At the very least, the House is entitled to hear an explanation from those on the Treasury Bench as to why we should see your power restricted in that way, Mr Speaker. It may be that ultimately this is all academic—it may be that we conclude proceedings before the expiry of time, or it may be that there will simply be no amendment that anybody wishes to move at the conclusion of proceedings—but there remains an important point of principle at stake, which is that surely we should hear the debate first before we make decisions of that sort, and that if it is the will of the House at the conclusion of the time allowed, then you, Mr Speaker, should have the power to put any Question from the Chair. It is entirely regrettable that the Secretary of State, in moving the motion, did not offer any explanation to the House as to why the Government, through us, should seek to fetter your power in this way.

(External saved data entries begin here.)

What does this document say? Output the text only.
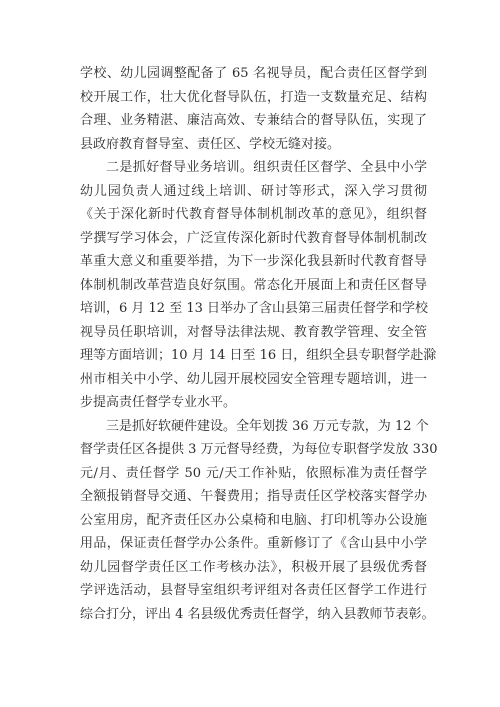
学校、幼儿园调整配备了 65 名视导员，配合责任区督学到
校开展工作，壮大优化督导队伍，打造一支数量充足、结构
合理、业务精湛、廉洁高效、专兼结合的督导队伍，实现了
县政府教育督导室、责任区、学校无缝对接。

二是抓好督导业务培训。组织责任区督学、全县中小学
幼儿园负责人通过线上培训、研讨等形式，深入学习贯彻
《关于深化新时代教育督导体制机制改革的意见》，组织督
学撰写学习体会，广泛宣传深化新时代教育督导体制机制改
革重大意义和重要举措，为下一步深化我县新时代教育督导
体制机制改革营造良好氛围。常态化开展面上和责任区督导
培训，6 月 12 至 13 日举办了含山县第三届责任督学和学校
视导员任职培训，对督导法律法规、教育教学管理、安全管
理等方面培训；10 月 14 日至 16 日，组织全县专职督学赴滁
州市相关中小学、幼儿园开展校园安全管理专题培训，进一
步提高责任督学专业水平。

三是抓好软硬件建设。全年划拨 36 万元专款，为 12 个
督学责任区各提供 3 万元督导经费，为每位专职督学发放 330
元/月、责任督学 50 元/天工作补贴，依照标准为责任督学
全额报销督导交通、午餐费用；指导责任区学校落实督学办
公室用房，配齐责任区办公桌椅和电脑、打印机等办公设施
用品，保证责任督学办公条件。重新修订了《含山县中小学
幼儿园督学责任区工作考核办法》，积极开展了县级优秀督
学评选活动，县督导室组织考评组对各责任区督学工作进行
综合打分，评出 4 名县级优秀责任督学，纳入县教师节表彰。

It is worth bearing in mind that although what the Government are doing today in bringing forward a Bill and going through all its stages in one day is not by any means unusual, it is still quite extraordinary. The Government rely on co-operation from all parts of the House in order to do that. They have had that co-operation, so why do they now seek to restrict the power that you, Mr Speaker, have to call Divisions at the end of the Committee stage?
I listened carefully to Mr Carmichael, who speaks with years of experience, shall we say, as somebody who had direct responsibility, at least partly, for this issue during his time in coalition. I simply say to him that although I am not accusing him of having an unreasonable approach, we do view the business motion as meeting the test of reasonableness, bearing in mind that these are exceptional circumstances and we would not depart from normal proceedings lightly. We want to make sure that the time we have for debate is maximised, which is important when we bear in mind the issue of Divisions. For those reasons we judge it appropriate on this occasion to depart from normal proceedings.
I know that the right hon. Gentleman will probably not accept the explanation I give him, but at least the very fact that he has moved this manuscript amendment—although I note that we have not heard the same objection from other parts of the House—has made the Government explain their position. These are exceptional circumstances, and for that reason I urge him respectfully to withdraw the amendment.
Question put, That the amendment be made.